The tension arises because evidence rules essentially require turning over all electronic documents related to the case, Moroney says. That requirement applies to all cases, but healthcare cases bring the HIPAA conflict.
“You have to turn over all evidence to your adversaries, and if you don’t, both the client and the attorney can be in trouble,” Moroney says. “You could be facing an amendment to a plaintiff’s complaint alleging failure to turn over necessary medical records. So you have that on the one hand and, on the complete opposite side, is HIPAA saying you can turn over protected information only in limited circumstances.”
Audits Show Compliance
Protecting PHI has become even more important in recent years as it became known that medical records are among the most sought-after documents for identity thieves, Moroney notes. At the same time, the adoption of EHRs greatly increased the amount of electronic PHI that any healthcare provider must protect.
Healthcare providers already have HIPAA compliance programs, but many need to assess those policies and procedures to makes sure they include the risk management department and e-discovery procedures, Flynn says. HIPAA education and compliance should address e-discovery and how to comply with both requirements, she says. In particular, emphasize that the e-discovery is not just about the EHR, but all documents involving patient care.
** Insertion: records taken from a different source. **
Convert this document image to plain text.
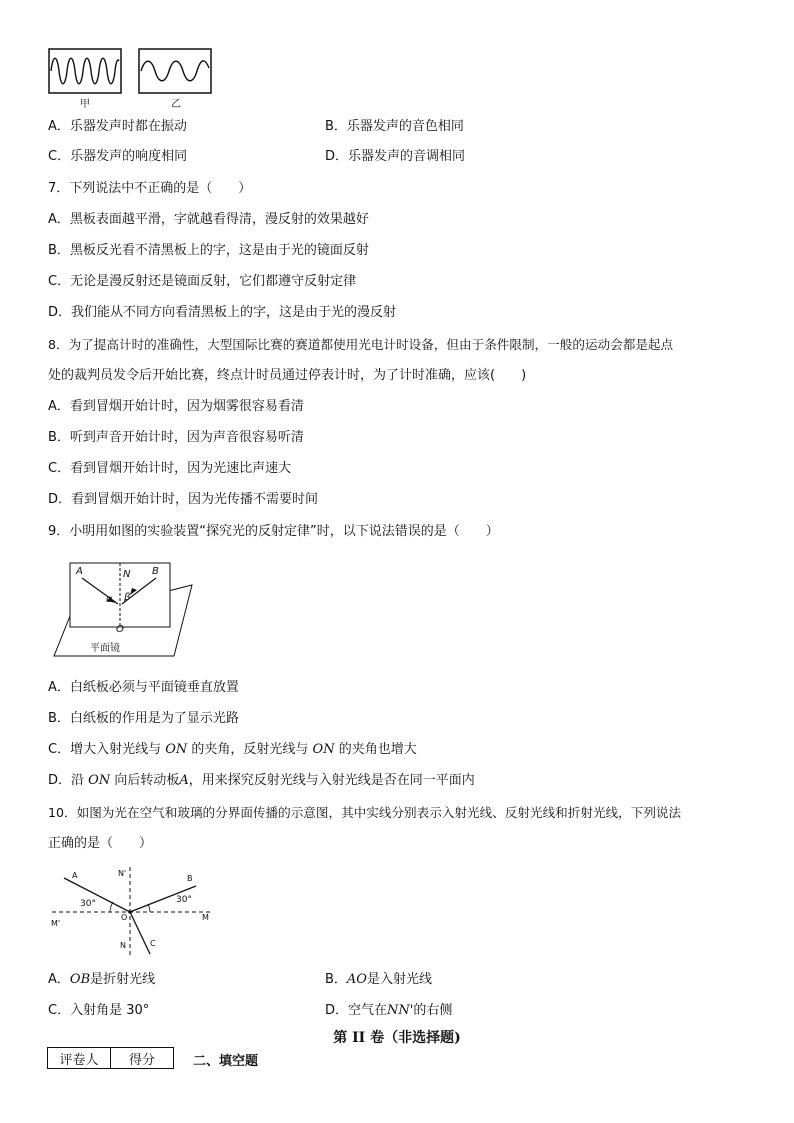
甲	乙
A．乐器发声时都在振动	B．乐器发声的音色相同
C．乐器发声的响度相同	D．乐器发声的音调相同
7．下列说法中不正确的是（　　）
A．黑板表面越平滑，字就越看得清，漫反射的效果越好
B．黑板反光看不清黑板上的字，这是由于光的镜面反射
C．无论是漫反射还是镜面反射，它们都遵守反射定律
D．我们能从不同方向看清黑板上的字，这是由于光的漫反射
8．为了提高计时的准确性，大型国际比赛的赛道都使用光电计时设备，但由于条件限制，一般的运动会都是起点
处的裁判员发令后开始比赛，终点计时员通过停表计时，为了计时准确，应该(　　)
A．看到冒烟开始计时，因为烟雾很容易看清
B．听到声音开始计时，因为声音很容易听清
C．看到冒烟开始计时，因为光速比声速大
D．看到冒烟开始计时，因为光传播不需要时间
9．小明用如图的实验装置“探究光的反射定律”时，以下说法错误的是（　　）
A	N B
α β
O
平面镜
A．白纸板必须与平面镜垂直放置
B．白纸板的作用是为了显示光路
C．增大入射光线与 ON 的夹角，反射光线与 ON 的夹角也增大
D．沿 ON 向后转动板A，用来探究反射光线与入射光线是否在同一平面内
10．如图为光在空气和玻璃的分界面传播的示意图，其中实线分别表示入射光线、反射光线和折射光线，下列说法
正确的是（　　）
A	N'
B
30°	30°
M
O
M'
N	C
A．OB是折射光线	B．AO是入射光线
C．入射角是 30°	D．空气在NN'的右侧
第 II 卷（非选择题)
评卷人	得分	二、填空题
“There are documents that pertain to a patient but are not considered a specific part of the medical record, but are still maintained electronically and stored separately,” Flynn says. “You must have specific e-discovery policies and procedures in place so that everyone knows these are the steps we take once e-discovery is undertaken.”
Releasing information can be tricky, but hospitals also must preserve information that might be requested later. Once a lawsuit is filed, or there is a reasonable belief that there is a claim, most jurisdictions require the healthcare provider to maintain all documents and electronic information related to the case so that the evidence is available as the litigation proceeds.
Educate staff members about the need to preserve such information because their focus is likely to be on HIPAA compliance rather than evidence rules, Flynn says.
If there ever is an allegation that the hospital violated HIPAA — either as part of e-discovery or otherwise — an audit trail can be the best defense, Moroney says.
“Compliance with HIPAA is all about reasonableness, whether you took reasonable steps and established reasonable safeguards to protect patients’ PHI,” Moroney says. “The audit trail is like a history of your compliance efforts. It can show what you did and when you did it, who accessed a certain file and when. If you were reasonable in your compliance efforts, the audit trail can help prove that.”